Even today, Kirkpatrick professes bewilderment at the way in which her distinction between "authoritarian" and "totalitarian" governments was seized upon by Reagan's people as a justification for their policies and by the president's critics as a confirmation of the administration's inherent inhumanity.
"It's not a new or original concept," she pointed out. "Political scientists have been using it for years to draw the distinction between traditional dictatorships and ideological phenomena like Nazi Germany. I never said I was a defender of authoritarian regimes. What I said is that some are worse than others.
"And I criticized the Carter human rights policy for only one thing--that it didn't work. I believe the United States should have a human rights policy. But I also believe it should be realistic and capable of achieving its aims."
That, she adds, is an attitude that can be enlarged to cover the way she feels about the United Nations--"that it should be realistic and capable of achieving its aims." And, Kirkpatrick stresses, it is the message she preaches constantly, whether within internal administration councils or in dealings with other delegations here.
Reviews are mixed on whether she is getting the message across.
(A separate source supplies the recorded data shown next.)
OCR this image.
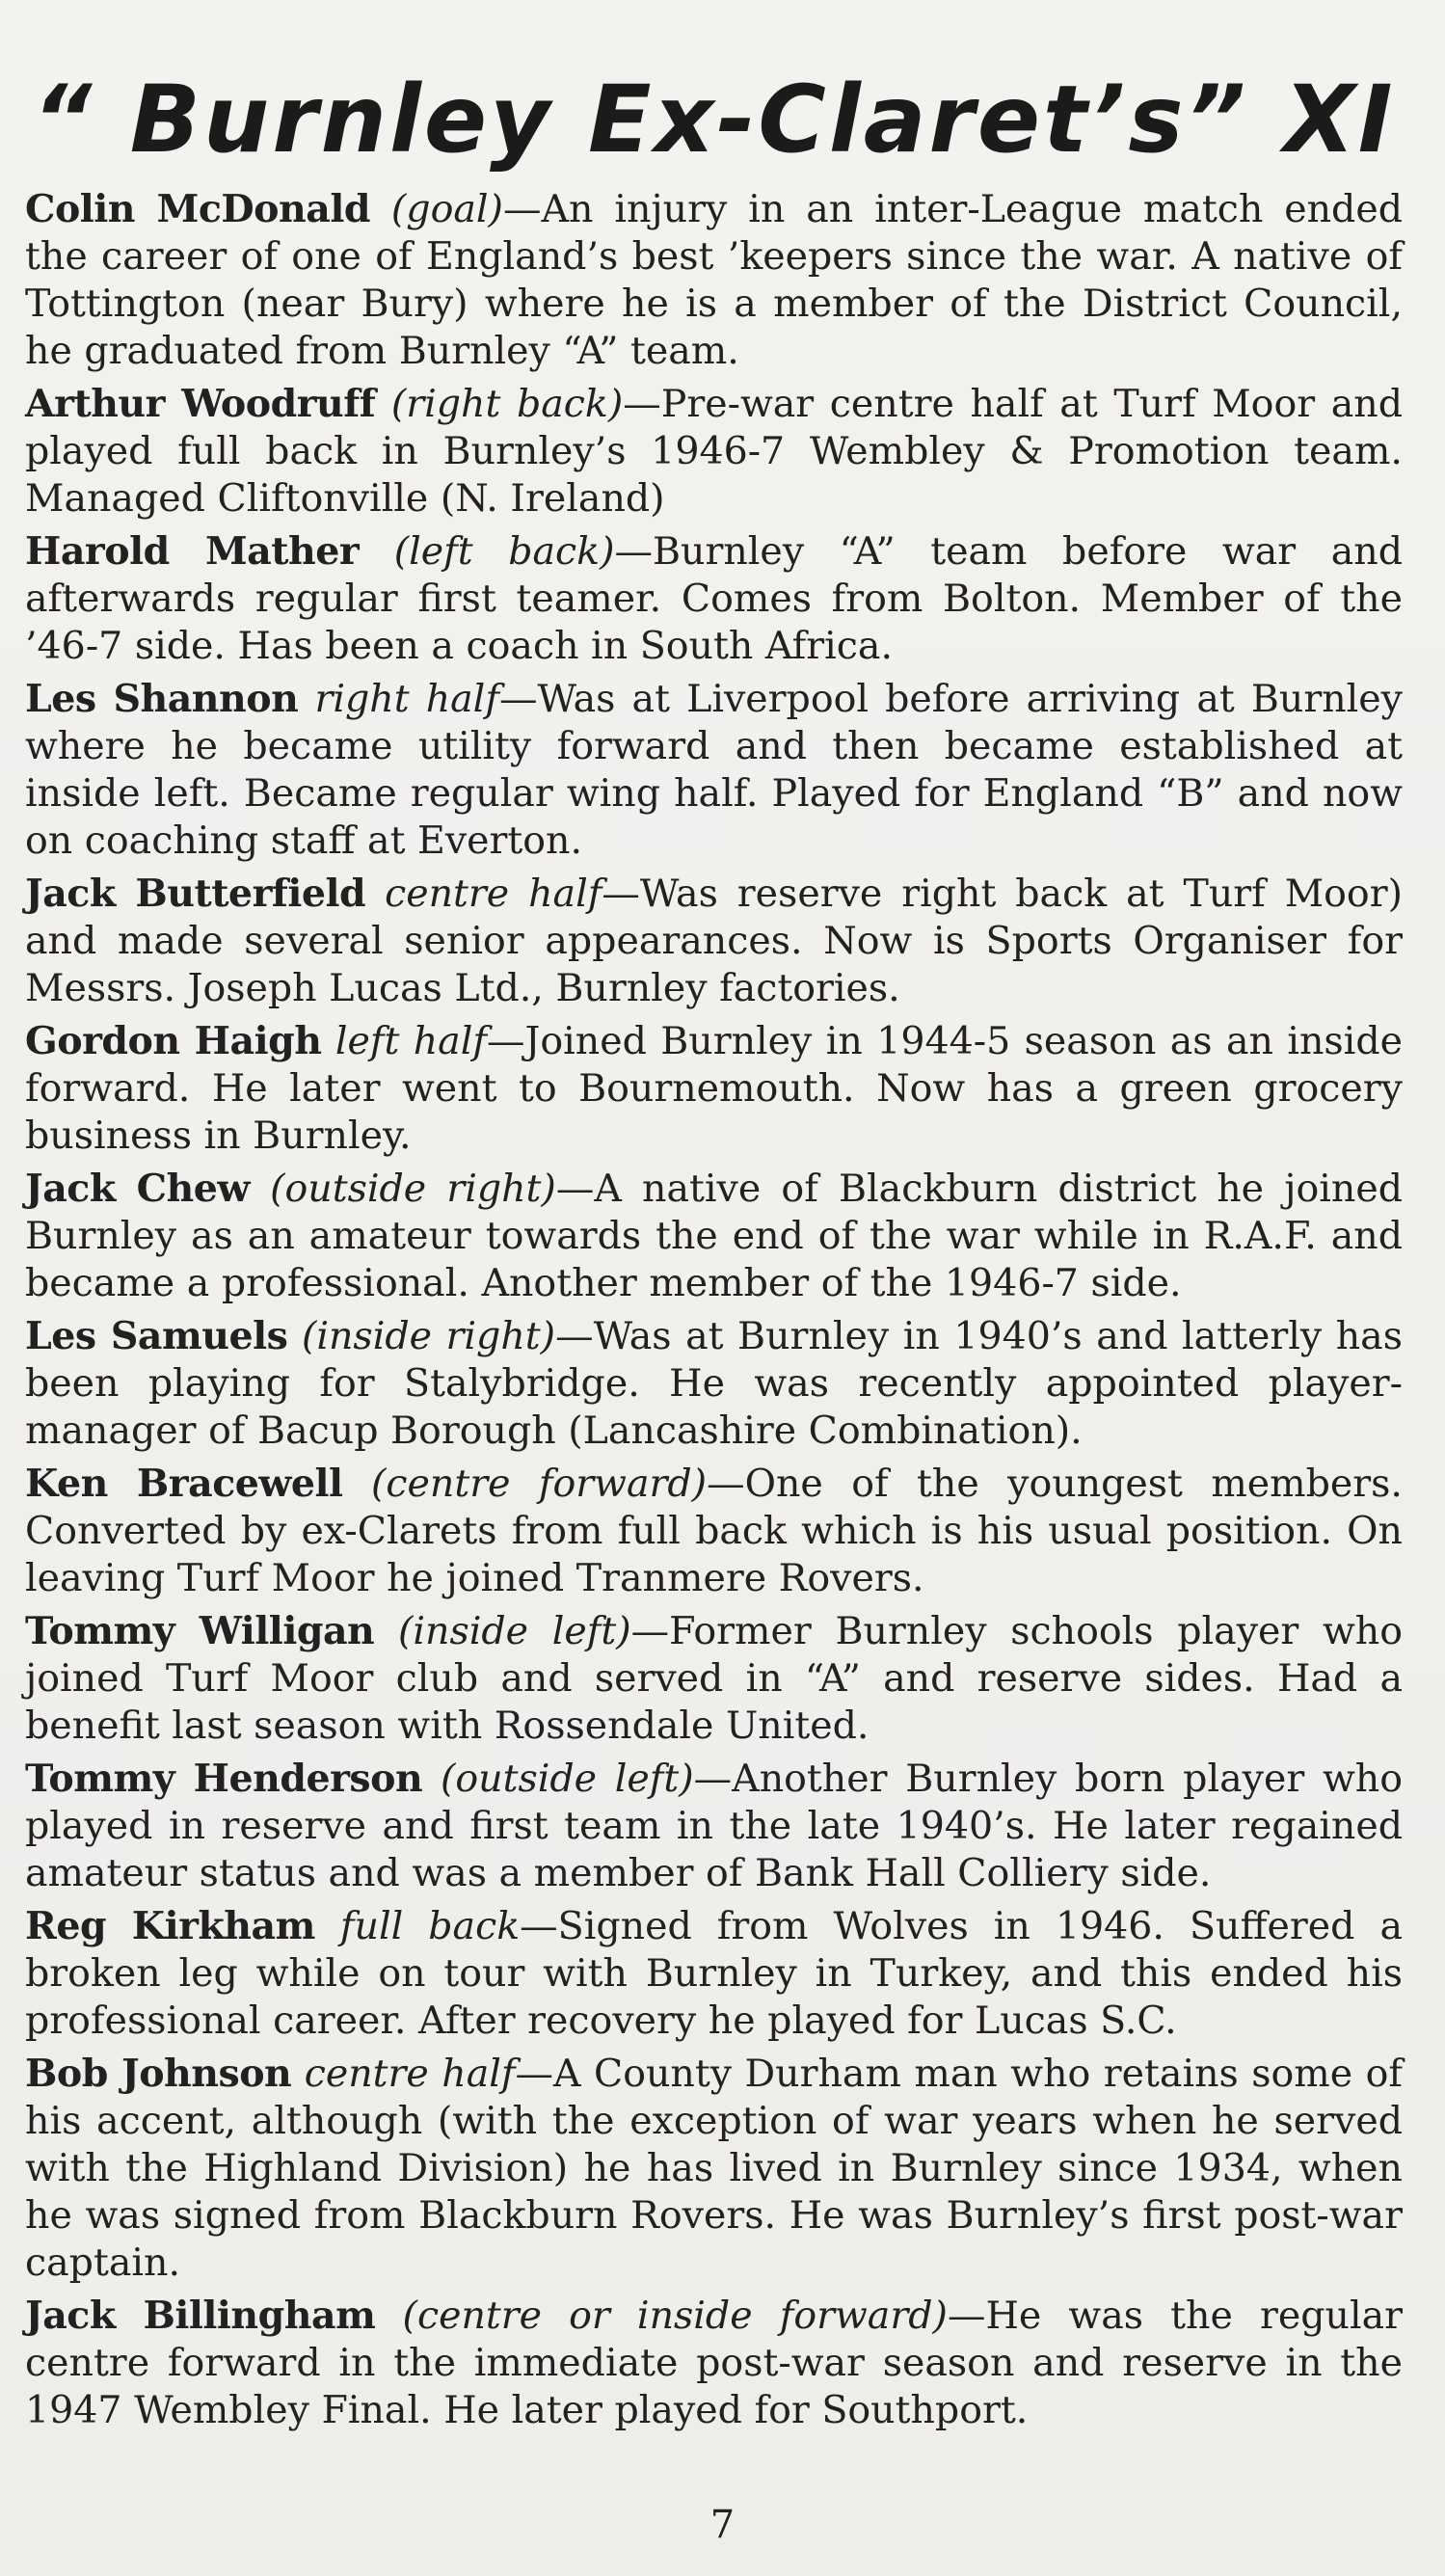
“ Burnley Ex-Claret’s” XI

Colin McDonald (goal)—An injury in an inter-League match ended the career of one of England’s best ’keepers since the war. A native of Tottington (near Bury) where he is a member of the District Council, he graduated from Burnley “A” team.

Arthur Woodruff (right back)—Pre-war centre half at Turf Moor and played full back in Burnley’s 1946-7 Wembley & Promotion team. Managed Cliftonville (N. Ireland)

Harold Mather (left back)—Burnley “A” team before war and afterwards regular first teamer. Comes from Bolton. Member of the ’46-7 side. Has been a coach in South Africa.

Les Shannon right half—Was at Liverpool before arriving at Burnley where he became utility forward and then became established at inside left. Became regular wing half. Played for England “B” and now on coaching staff at Everton.

Jack Butterfield centre half—Was reserve right back at Turf Moor) and made several senior appearances. Now is Sports Organiser for Messrs. Joseph Lucas Ltd., Burnley factories.

Gordon Haigh left half—Joined Burnley in 1944-5 season as an inside forward. He later went to Bournemouth. Now has a green grocery business in Burnley.

Jack Chew (outside right)—A native of Blackburn district he joined Burnley as an amateur towards the end of the war while in R.A.F. and became a professional. Another member of the 1946-7 side.

Les Samuels (inside right)—Was at Burnley in 1940’s and latterly has been playing for Stalybridge. He was recently appointed player-manager of Bacup Borough (Lancashire Combination).

Ken Bracewell (centre forward)—One of the youngest members. Converted by ex-Clarets from full back which is his usual position. On leaving Turf Moor he joined Tranmere Rovers.

Tommy Willigan (inside left)—Former Burnley schools player who joined Turf Moor club and served in “A” and reserve sides. Had a benefit last season with Rossendale United.

Tommy Henderson (outside left)—Another Burnley born player who played in reserve and first team in the late 1940’s. He later regained amateur status and was a member of Bank Hall Colliery side.

Reg Kirkham full back—Signed from Wolves in 1946. Suffered a broken leg while on tour with Burnley in Turkey, and this ended his professional career. After recovery he played for Lucas S.C.

Bob Johnson centre half—A County Durham man who retains some of his accent, although (with the exception of war years when he served with the Highland Division) he has lived in Burnley since 1934, when he was signed from Blackburn Rovers. He was Burnley’s first post-war captain.

Jack Billingham (centre or inside forward)—He was the regular centre forward in the immediate post-war season and reserve in the 1947 Wembley Final. He later played for Southport.

7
While Kirkpatrick seems unlikely to be rated highly in any popularity poll by her fellow ambassadors, one does find an almost grudging admission that she is much better than most of them originally expected her to be.
If there is a consensus, it is the feeling that in an administration with a gut instinct to be suspicious of the United Nations, Kirkpatrick is probably the best advocate that the institution is likely to find in the Reagan Cabinet.
"When I took this job, my staff and I adopted a motto that says, 'We believe in the U.N.,' " she noted. "There are other things I believe in deeply as well -- in freedom, in free institutions and in free people.
"I am encouraged by the recent trends here that these beliefs can be made synonymous in fact as well as in theory. I can't make it an open-ended commitment, but while I am able, I want to do what I can to help that process along."